To see probability to best in action in a Bayesian A/B Test, please use our free Bayesian A/B test calculator.
The ‘Probability to Be Best’, indicates each variation’s long-term probability to out-perform all other live variations, given collected data since the creation or change of any variation included in the test.
The P2BB (Probability to Be Best), is a quantity that is calculated by the Dynamic Yield new Bayesian stats engine for each variation within the context of online A/B/n testing. This quality helps the conductor of the test evaluate the state of the experiment, the performance of the variations, and most importantly, the ability to generalize the results so far, and generalize to future users. In practice, this means that this quantity can be used for declaring winners and losers in a running A/B test. If the P2BB of the leading variation goes above a predetermined threshold (say 95%) it can be declared as a winner.
What goes into the calculation?
The input is dependent on the experiment’s KPI and objective – for binary objective experiments, the input contains a numerator and denominator (for highest CTR objective, it will be clicks/ impressions, for goal conversion, it will be conversions / page views, sessions, users according to stickiness- also known as Variation Exposure– the period of time during which the selected variation remains exposed for your visitor).
For revenue based experiments (non-binary), the input is the total revenue for each variation, unique goal completes, and total <sessions, users>.
How is the calculation done?
The calculation of P2BB uses quite advanced math and statistics, and can not be fully detailed in short. At a high level, we quantify what we know and do not know (uncertainty) about the KPI of the variation. For example, 10 clicks on 100 impressions mean that we measure the CTR to be 10%, but with much higher uncertainty than 10,000 clicks on 100,000 imps. By quantifying we mean that we build a probability distribution from which we can randomly sample a possible true KPI. Then we look at these KPI-random-sampling-machines as simulating the real world, looking at a plausible long-term future state of the KPIs and we see who is the best variation in this possible simulated future. We repeat that MANY times (say 300,000 times), and count how many times each variation drew the best randomly sampled KPI. The P2BB of variation ‘A’ is the number of times it won the random KPI draw, divided by the total number of rounds (say a fixed 300,000).

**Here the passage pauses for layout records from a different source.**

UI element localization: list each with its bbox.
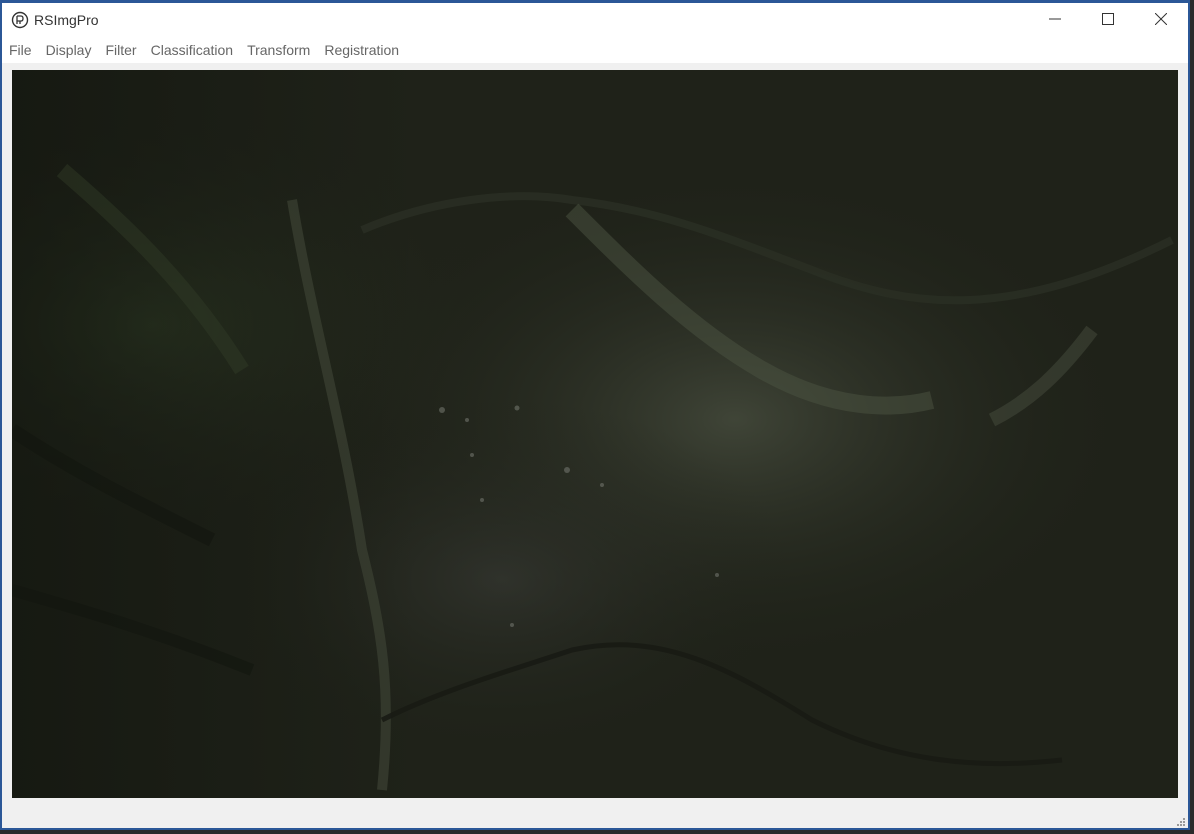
app-logo-icon [11,11,29,29]
maximize-button[interactable] [1082,3,1134,35]
satellite-terrain-image [12,70,1178,798]
close-icon [1155,13,1167,25]
menu-display[interactable]: Display [39,39,99,61]
menu-filter[interactable]: Filter [98,39,143,61]
minimize-button[interactable] [1029,3,1081,35]
image-display[interactable] [12,70,1178,798]
window-title: RSImgPro [34,12,99,28]
menu-bar: File Display Filter Classification Trans… [2,37,1188,63]
menu-registration[interactable]: Registration [317,39,406,61]
resize-grip-icon[interactable] [1175,816,1185,826]
title-bar[interactable]: RSImgPro [2,3,1188,37]
maximize-icon [1102,13,1114,25]
close-button[interactable] [1135,3,1187,35]
main-window: RSImgPro File Display Filter Classificat… [0,0,1190,830]
menu-transform[interactable]: Transform [240,39,317,61]
menu-classification[interactable]: Classification [144,39,240,61]
minimize-icon [1049,18,1061,20]
menu-file[interactable]: File [2,39,39,61]
content-area [2,63,1188,828]
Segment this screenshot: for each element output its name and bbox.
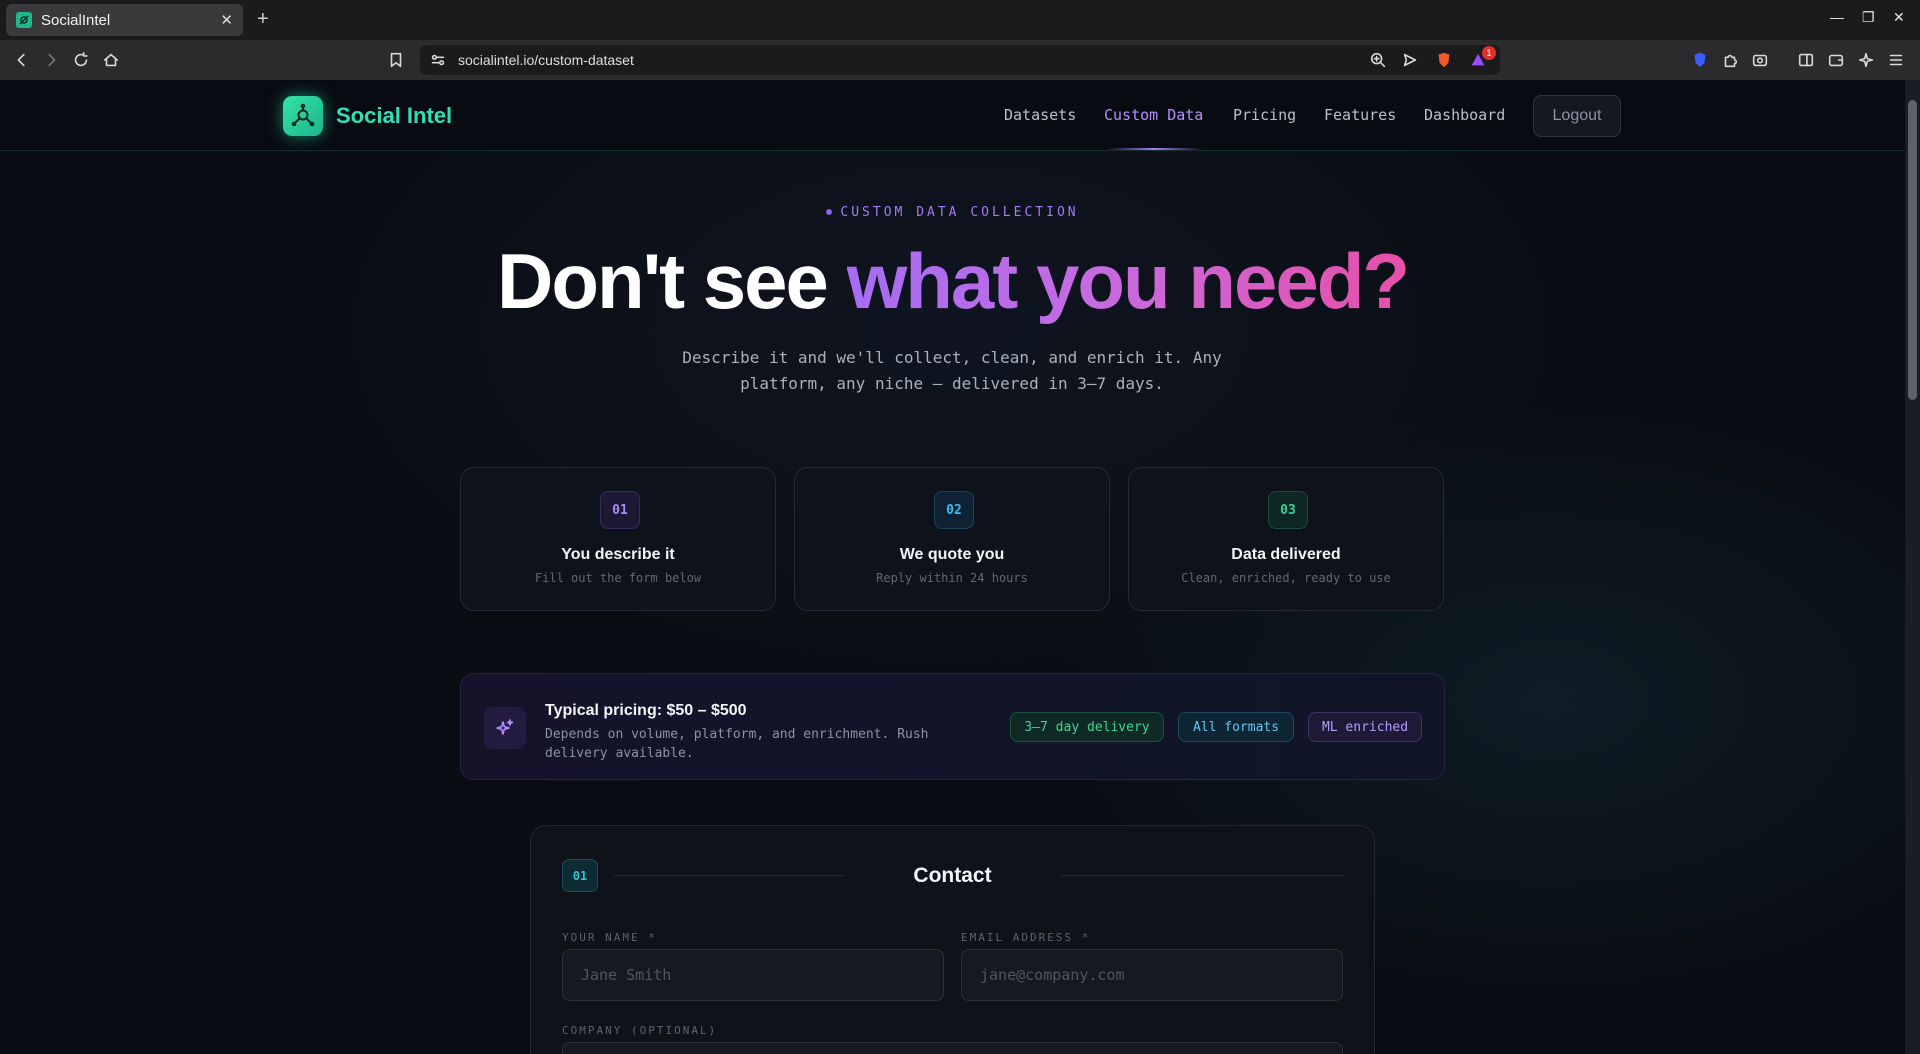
brand-name[interactable]: Social Intel xyxy=(336,103,452,129)
tab-close-icon[interactable]: ✕ xyxy=(220,13,233,28)
company-input[interactable] xyxy=(562,1042,1343,1054)
screenshot-icon[interactable] xyxy=(1750,50,1770,70)
step-title: Data delivered xyxy=(1231,546,1341,563)
browser-tab[interactable]: SocialIntel ✕ xyxy=(6,4,243,36)
brave-shield-icon[interactable] xyxy=(1434,50,1454,70)
email-input[interactable]: jane@company.com xyxy=(961,949,1343,1001)
vpn-icon[interactable] xyxy=(1690,50,1710,70)
new-tab-button[interactable]: + xyxy=(257,9,269,29)
step-title: We quote you xyxy=(899,546,1005,563)
eyebrow-dot-icon xyxy=(826,208,833,215)
scrollbar-thumb[interactable] xyxy=(1908,100,1917,400)
url-text: socialintel.io/custom-dataset xyxy=(458,52,634,68)
step-description: Fill out the form below xyxy=(534,571,702,585)
home-icon[interactable] xyxy=(101,50,121,70)
company-label: COMPANY (OPTIONAL) xyxy=(562,1024,718,1037)
site-navbar: Social Intel Datasets Custom Data Pricin… xyxy=(0,80,1905,151)
sidebar-icon[interactable] xyxy=(1796,50,1816,70)
pricing-description: Depends on volume, platform, and enrichm… xyxy=(545,727,929,761)
pricing-banner: Typical pricing: $50 – $500 Depends on v… xyxy=(460,673,1445,780)
reload-icon[interactable] xyxy=(71,50,91,70)
pricing-title: Typical pricing: $50 – $500 xyxy=(545,702,747,719)
logout-button[interactable]: Logout xyxy=(1533,95,1621,137)
menu-icon[interactable] xyxy=(1886,50,1906,70)
step-card-delivered: 03 Data delivered Clean, enriched, ready… xyxy=(1128,467,1444,611)
eyebrow-text: CUSTOM DATA COLLECTION xyxy=(840,205,1079,220)
zoom-icon[interactable] xyxy=(1368,50,1388,70)
chip-delivery: 3–7 day delivery xyxy=(1010,712,1164,742)
restore-button[interactable]: ❐ xyxy=(1862,10,1875,24)
hero-eyebrow: CUSTOM DATA COLLECTION xyxy=(0,205,1905,220)
extensions-icon[interactable] xyxy=(1720,50,1740,70)
tab-title: SocialIntel xyxy=(41,11,111,29)
nav-link-dashboard[interactable]: Dashboard xyxy=(1424,106,1505,124)
step-number: 03 xyxy=(1268,491,1308,529)
chip-formats: All formats xyxy=(1178,712,1294,742)
chip-ml-enriched: ML enriched xyxy=(1308,712,1422,742)
nav-link-features[interactable]: Features xyxy=(1324,106,1396,124)
notification-badge: 1 xyxy=(1482,46,1496,60)
step-card-describe: 01 You describe it Fill out the form bel… xyxy=(460,467,776,611)
nav-link-datasets[interactable]: Datasets xyxy=(1004,106,1076,124)
sparkles-icon xyxy=(484,707,526,749)
headline-plain: Don't see xyxy=(496,237,847,325)
step-number: 01 xyxy=(600,491,640,529)
contact-form-card: 01 Contact YOUR NAME * Jane Smith EMAIL … xyxy=(530,825,1375,1054)
email-label: EMAIL ADDRESS * xyxy=(961,931,1091,944)
page-viewport: Social Intel Datasets Custom Data Pricin… xyxy=(0,80,1905,1054)
wallet-icon[interactable] xyxy=(1826,50,1846,70)
nav-link-custom-data[interactable]: Custom Data xyxy=(1104,106,1203,124)
step-title: You describe it xyxy=(561,546,675,563)
address-bar[interactable]: socialintel.io/custom-dataset 1 xyxy=(420,45,1500,75)
hero-subtitle: Describe it and we'll collect, clean, an… xyxy=(682,348,1222,393)
send-icon[interactable] xyxy=(1400,50,1420,70)
step-description: Reply within 24 hours xyxy=(876,571,1028,585)
page-scrollbar[interactable] xyxy=(1905,80,1920,1054)
name-input[interactable]: Jane Smith xyxy=(562,949,944,1001)
bookmark-icon[interactable] xyxy=(386,50,406,70)
section-title: Contact xyxy=(913,864,992,887)
nav-link-pricing[interactable]: Pricing xyxy=(1233,106,1296,124)
window-close-button[interactable]: ✕ xyxy=(1893,10,1905,24)
logo-icon[interactable] xyxy=(283,96,323,136)
browser-tab-bar: SocialIntel ✕ + — ❐ ✕ xyxy=(0,0,1920,40)
site-favicon-icon xyxy=(16,12,32,28)
active-nav-indicator xyxy=(1106,148,1202,150)
step-number: 02 xyxy=(934,491,974,529)
minimize-button[interactable]: — xyxy=(1830,10,1844,24)
headline-accent: what you need? xyxy=(846,237,1410,325)
site-info-icon[interactable] xyxy=(428,50,448,70)
back-icon[interactable] xyxy=(12,50,32,70)
forward-icon[interactable] xyxy=(41,50,61,70)
name-label: YOUR NAME * xyxy=(562,931,657,944)
step-description: Clean, enriched, ready to use xyxy=(1181,571,1391,585)
leo-ai-icon[interactable] xyxy=(1856,50,1876,70)
hero-headline: Don't see what you need? xyxy=(0,235,1905,329)
step-card-quote: 02 We quote you Reply within 24 hours xyxy=(794,467,1110,611)
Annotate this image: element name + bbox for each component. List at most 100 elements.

When does Dynamic Yield calculate P2BB?
The P2BB is calculated and exposed in all Manual Allocation tests and experiments with more than one variation (a Control Group functions as an additional variation, if one is assigned). Experiments with manual traffic allocation need to adhere to strict traffic allocation rules. Thus, any editing or significant changes carried out to the test during the test which change the nature of the test require starting a new phase (or: test version) for the test. Each variation in the test receives a fair chance to win, regardless of prior test results, and the P2BB must be reset and recalculated. Therefore, when test or variation settings are changed midterm, a new test version is created in the system in order to make sure that traffic allocation among the variations is reset along with the associated metrics, and ‘Probability to be Best’ calculations begin anew.